El concepto de la narcocultura es el que exalta la violencia del narcotraficante y todo el dinero ganado con su negocio criminal, mientras que sus mujeres pueden ser vinculadas al mundo del crimen organizado casi como objetos que los hombres utilizan para exhibir su poder y éxito.

Tequila de El Chapo

AFP
El nombre de “El Chapo” fue incluso registrado como marca por una de sus hijas para producir tequilas, joyas y otros artículos y como modo de atraer la atención de cierto público.

Estas mujeres, conocidas popularmente como “buchonas”, presumen con orgullo de ser la pareja de un líder criminal y de la vida de lujo que eso les permite llevar en forma de joyas, autos de lujo u operaciones quirúrgicas para lucir cuerpos esculturales.

Esa cultura del derroche y de ostentación del dinero suele ser más habitual entre parejas sentimentales de mandos medios o medios-bajos de grupos criminales.

Pero llama mucho la atención que Coronel, siendo esposa de uno de los capos más buscados del mundo como lo fue “El Chapo”, tuviera una presencia tan mediática y pública.

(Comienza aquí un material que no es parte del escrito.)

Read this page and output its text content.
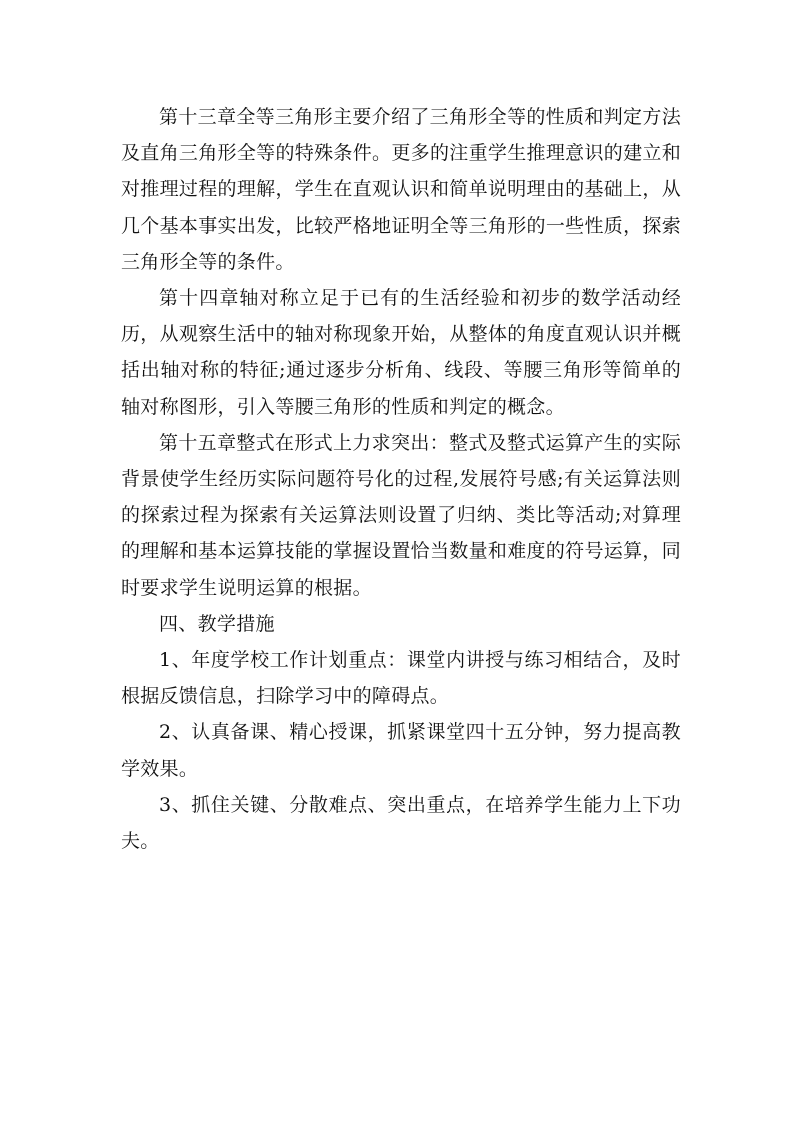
第十三章全等三角形主要介绍了三角形全等的性质和判定方法及直角三角形全等的特殊条件。更多的注重学生推理意识的建立和对推理过程的理解，学生在直观认识和简单说明理由的基础上，从几个基本事实出发，比较严格地证明全等三角形的一些性质，探索三角形全等的条件。

第十四章轴对称立足于已有的生活经验和初步的数学活动经历，从观察生活中的轴对称现象开始，从整体的角度直观认识并概括出轴对称的特征;通过逐步分析角、线段、等腰三角形等简单的轴对称图形，引入等腰三角形的性质和判定的概念。

第十五章整式在形式上力求突出：整式及整式运算产生的实际背景使学生经历实际问题符号化的过程,发展符号感;有关运算法则的探索过程为探索有关运算法则设置了归纳、类比等活动;对算理的理解和基本运算技能的掌握设置恰当数量和难度的符号运算，同时要求学生说明运算的根据。

四、教学措施

1、年度学校工作计划重点：课堂内讲授与练习相结合，及时根据反馈信息，扫除学习中的障碍点。

2、认真备课、精心授课，抓紧课堂四十五分钟，努力提高教学效果。

3、抓住关键、分散难点、突出重点，在培养学生能力上下功夫。
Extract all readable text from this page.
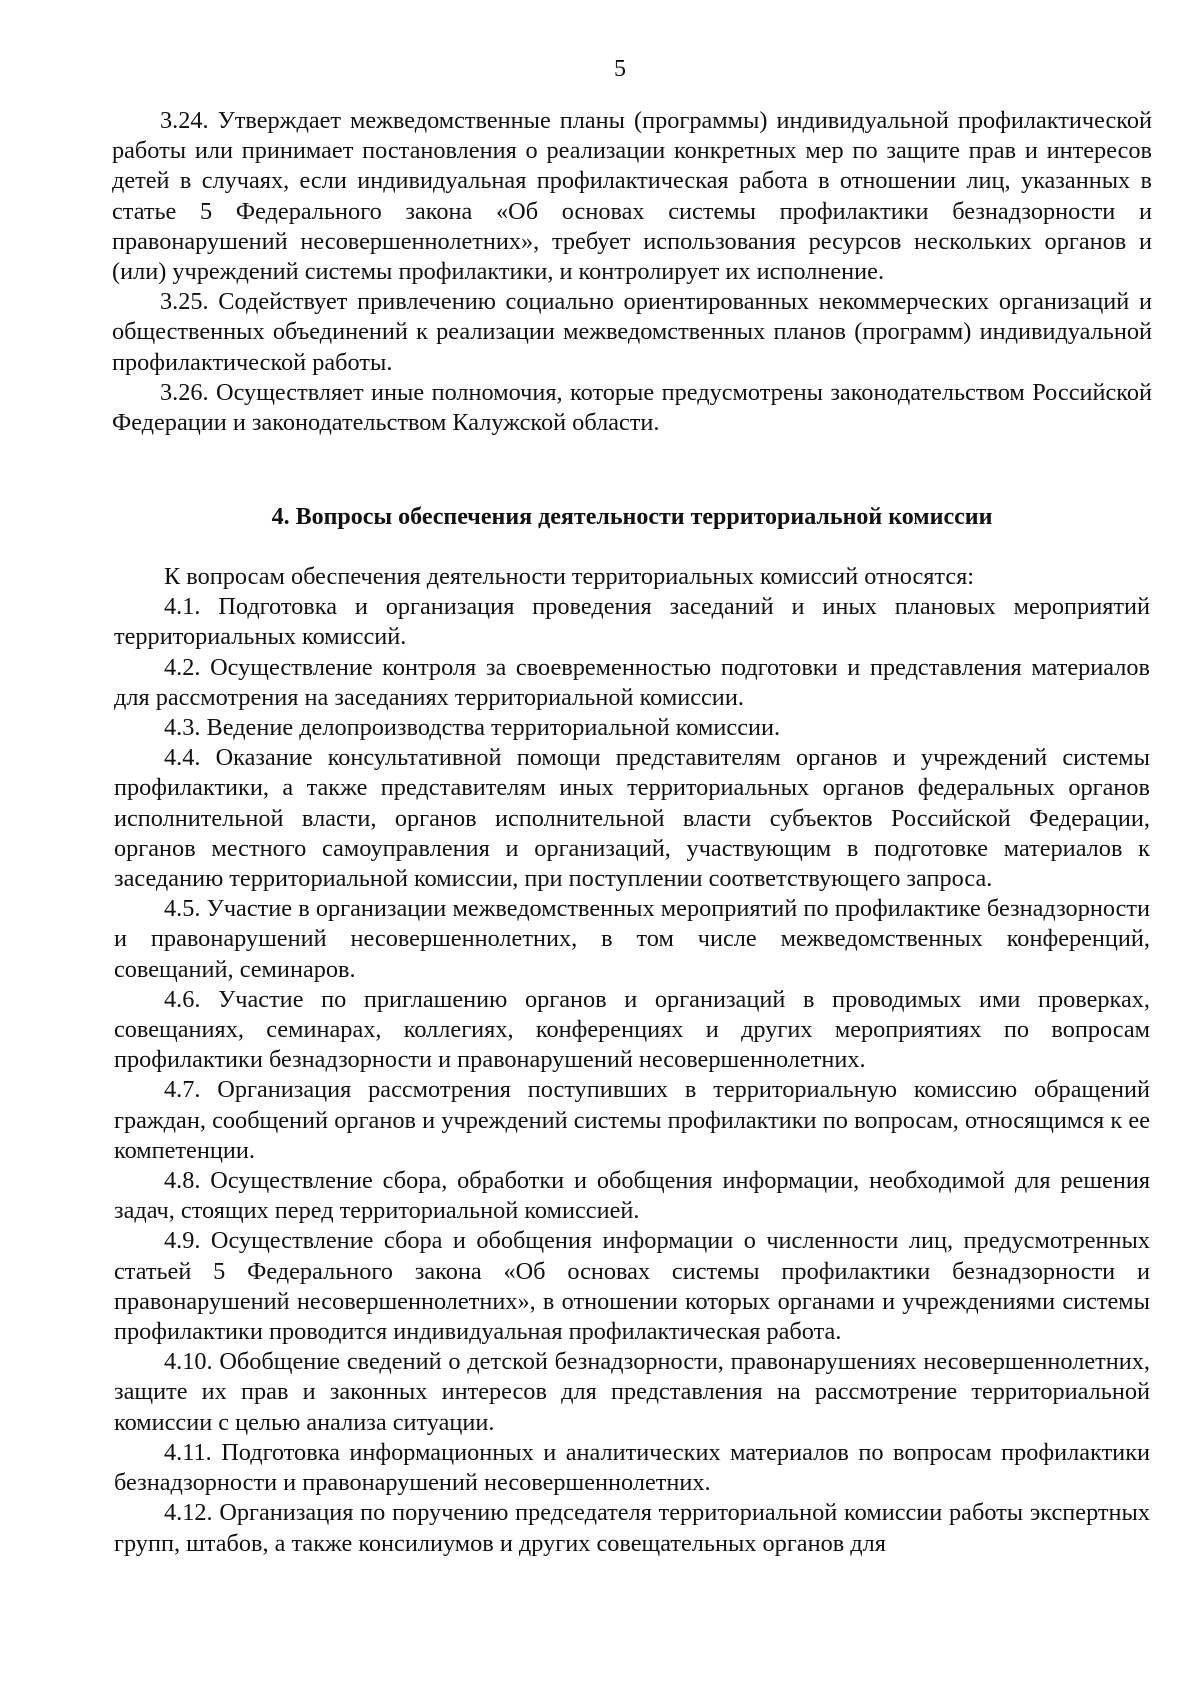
5

3.24. Утверждает межведомственные планы (программы) индивидуальной профилактической работы или принимает постановления о реализации конкретных мер по защите прав и интересов детей в случаях, если индивидуальная профилактическая работа в отношении лиц, указанных в статье 5 Федерального закона «Об основах системы профилактики безнадзорности и правонарушений несовершеннолетних», требует использования ресурсов нескольких органов и (или) учреждений системы профилактики, и контролирует их исполнение.

3.25. Содействует привлечению социально ориентированных некоммерческих организаций и общественных объединений к реализации межведомственных планов (программ) индивидуальной профилактической работы.

3.26. Осуществляет иные полномочия, которые предусмотрены законодательством Российской Федерации и законодательством Калужской области.

4. Вопросы обеспечения деятельности территориальной комиссии

К вопросам обеспечения деятельности территориальных комиссий относятся:

4.1. Подготовка и организация проведения заседаний и иных плановых мероприятий территориальных комиссий.

4.2. Осуществление контроля за своевременностью подготовки и представления материалов для рассмотрения на заседаниях территориальной комиссии.

4.3. Ведение делопроизводства территориальной комиссии.

4.4. Оказание консультативной помощи представителям органов и учреждений системы профилактики, а также представителям иных территориальных органов федеральных органов исполнительной власти, органов исполнительной власти субъектов Российской Федерации, органов местного самоуправления и организаций, участвующим в подготовке материалов к заседанию территориальной комиссии, при поступлении соответствующего запроса.

4.5. Участие в организации межведомственных мероприятий по профилактике безнадзорности и правонарушений несовершеннолетних, в том числе межведомственных конференций, совещаний, семинаров.

4.6. Участие по приглашению органов и организаций в проводимых ими проверках, совещаниях, семинарах, коллегиях, конференциях и других мероприятиях по вопросам профилактики безнадзорности и правонарушений несовершеннолетних.

4.7. Организация рассмотрения поступивших в территориальную комиссию обращений граждан, сообщений органов и учреждений системы профилактики по вопросам, относящимся к ее компетенции.

4.8. Осуществление сбора, обработки и обобщения информации, необходимой для решения задач, стоящих перед территориальной комиссией.

4.9. Осуществление сбора и обобщения информации о численности лиц, предусмотренных статьей 5 Федерального закона «Об основах системы профилактики безнадзорности и правонарушений несовершеннолетних», в отношении которых органами и учреждениями системы профилактики проводится индивидуальная профилактическая работа.

4.10. Обобщение сведений о детской безнадзорности, правонарушениях несовершеннолетних, защите их прав и законных интересов для представления на рассмотрение территориальной комиссии с целью анализа ситуации.

4.11. Подготовка информационных и аналитических материалов по вопросам профилактики безнадзорности и правонарушений несовершеннолетних.

4.12. Организация по поручению председателя территориальной комиссии работы экспертных групп, штабов, а также консилиумов и других совещательных органов для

En los últimos meses, promocionaba empresas entre su casi medio millón de seguidores en Instagram. Intentó crear una marca de ropa y accesorios de lujo con el nombre de su marido e incluso apareció en un programa de televisión enfocado en la vida de personas o familiares vinculados en algún momento con carteles.

“Su actitud y falta de discreción fue desafiante e, indudablemente, con ese protagonismo en medios estaba cruzando líneas rojas en términos de tolerancia de las autoridades”, le dice a BBC Mundo Javier Oliva, analista y experto en seguridad de la Facultad de Ciencias Sociales y Políticas de la UNAM.

Coronel

Getty Images
Coronel tenía una presencia mediática muy poco habitual entre parejas de grandes capos del narcotráfico.

El hecho de que las mujeres en el crimen organizado no sean aún tan conocidas responde, indudablemente, a que su presencia es todavía anecdótica en comparación con los hombres. Pero Romandía pronostica cambios.

“Aún no hay un liderazgo de mujer que esté poniendo en jaque a las autoridades. Pero sí probablemente lo empezaremos a ver en los próximos años, por el papel importante que algunas están tomando en bandas de menor tamaño”, dice.

“Aún no han tenido una exposición mediática muy evidente como para que se cree un personaje o una leyenda alrededor de ellas… pero acabará ocurriendo”, concluye la periodista.